Art. 1 L’Italia è una Repubblica democratica, fondata sul lavoro (Costituzione Italiana)
Firenze – Una disoccupazione quasi raddoppiata negli ultimi cinque anni in tutta Italia (dati Istat) con oltre 2 milioni di disoccupati; +180% di ore di cassa integrazione in Toscana nel solo primo bimestre 2013; quasi 12.000 imprese artigiane chiuse nel 2012 nella nostra regione, con un saldo tra nascite e chiusure di -2843 (dati Cna Toscana); l’esaurimento delle risorse per la cassa integrazione da parte della Regione Toscana: basterebbero questi pochi dati a far comprendere la gravità dell’attuale situazione socio-economica dell’Italia e della Toscana nel 2013.
In un momento di così grave crisi, arriva, come ogni anno, il 1 Maggio, Festa del Lavoro, celebrazione nata per ribadire i diritti dei lavoratori in tutto il mondo: tante, come sempre, la manifestazioni organizzate oggi dai sindacati in tutto il paese, sotto lo slogan “Priorità Lavoro“.

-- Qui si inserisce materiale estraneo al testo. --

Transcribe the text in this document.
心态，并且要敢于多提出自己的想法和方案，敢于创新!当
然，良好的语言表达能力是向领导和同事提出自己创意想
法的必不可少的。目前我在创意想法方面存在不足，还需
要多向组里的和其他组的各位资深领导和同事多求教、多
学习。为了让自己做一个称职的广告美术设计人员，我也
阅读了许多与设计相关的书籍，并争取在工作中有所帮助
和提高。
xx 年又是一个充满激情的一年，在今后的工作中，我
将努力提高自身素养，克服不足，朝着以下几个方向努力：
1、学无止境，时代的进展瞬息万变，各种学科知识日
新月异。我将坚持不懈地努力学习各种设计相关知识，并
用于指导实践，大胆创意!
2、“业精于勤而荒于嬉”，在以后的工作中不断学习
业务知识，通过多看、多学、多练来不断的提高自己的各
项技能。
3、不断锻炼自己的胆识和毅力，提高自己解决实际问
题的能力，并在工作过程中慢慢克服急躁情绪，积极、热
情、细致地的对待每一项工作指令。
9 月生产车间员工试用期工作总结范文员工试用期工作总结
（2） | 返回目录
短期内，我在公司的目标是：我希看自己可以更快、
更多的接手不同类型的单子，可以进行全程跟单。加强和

Ma in un momento storico come quello che stiamo vivendo, con una disoccupazione alle stelle e un mondo di piccoli e medi imprenditori prostrato, ha ancora senso celebrare la “Festa del Lavoro”? Ne abbiamo parlato con Alessio Gramolati, Segretario Generale della Cgil Toscana, nell’intervista che segue e per la quale lo ringraziamo.
O3 – Segretario Gramolati, alla luce dell’attuale situazione socio-economica in Italia, ha ancora senso oggi festeggiare il 1 maggio?
AG – Il 1 maggio è tutt’altro che una festa “morta” non solo per l’evidente valore simbolico di questa ricorrenza, ma soprattutto perchè la crisi rimanda alla necessità di mettere il Lavoro e i Lavoratori al centro di qualsiasi iniziativa di politica economica sociale nei prossimi anni, le feste fondate su valori forti ed attuali non moriranno mai.
O3 – Oggi in diverse città, come Perugia, Treviso e Bologna, sindacati e imprenditori sfilano insieme per la prima volta, a dimostrazione che sta cambiando qualcosa nel modo di concepire il mondo del lavoro in Italia: perchè in Toscana questo non è accaduto?
AG – Non se ne è presentata l’occasione, ma ricordiamo che alcuni anni fa, per denunciare la crisi del tessile e chiedere misure straordinarie di sostegno al settore, a Prato sfilarono insieme portando in corteo un tricolore di alcune centinaia di metri imprenditori e lavoratori. Va aggiunto che storicamente alle manifestazioni partecipano artigiani, commercianti, studenti e disoccupati. Il Primo Maggio è da sempre festa di popolo.
O3 – Il sindacato viene talvolta accusato di aver contribuito a creare l’attuale situazione socio-economica, arroccandosi nella difesa dei diritti acquisiti da una parte di lavoratori contro una maggioranza di senza diritti e non tenendo conto dei cambiamenti in corso nella società: come risponde?
AG – E’ un’accusa non nuova e intrisa di pregiudizio ideologico; certo il sindacato può commettere errori, ma l’idea che rappresentando i garantiti abbia penalizzato gli outsider è indimostrata e indimostrabile non solo perchè non è affatto automatico che togliere diritti a qualcuno li trasferisce ad altri, ma perchè se c’è un soggetto che nella negoziazione generale con i governi o nella contrattazione con le imprese si è battuto contro la precarietà, questo è proprio la CGIL. Peraltro sommessamente giova ricordare che i paesi a maggior diritto del lavoro sono i più solidi economicamente (vedi Germania). Possono rimproverarci di essere stati deboli, non possono accusarci di essere stati complici.
O3 – Segretario quali sono le prospettive per il mondo del lavoro in Toscana nel 2013?
AG – Purtroppo il 2013 segnerà un peggioramento del dato occupazionale: cresce in questi primi mesi la cassa e molti lavoratori stanno esaurendo gli ammortizzatori; nonostante performance straordinarie dell’export insomma, se non riparte il mercato interno non ci sarà ripresa.
O3 – Dato per scontato che non esiste una ricetta unica per uscire dall’attuale crisi, secondo lei da dove si dovrebbe cominciare?
AG – Da una redistribuzione del reddito, alleggerendo il peso del fisco sulle buste paga in modo da alimentare consumi in calo drammatico e tagliando le tasse sulle imprese che investono e assumono. Naturalmente servono risorse che vanno prese da qualche parte. Per noi appunto operando una redistribuzione appunto e cioè colpendo i grandi patrimoni e gli evasori e tutti quelli che ancora si annidano nelle tante forme di rendita del paese.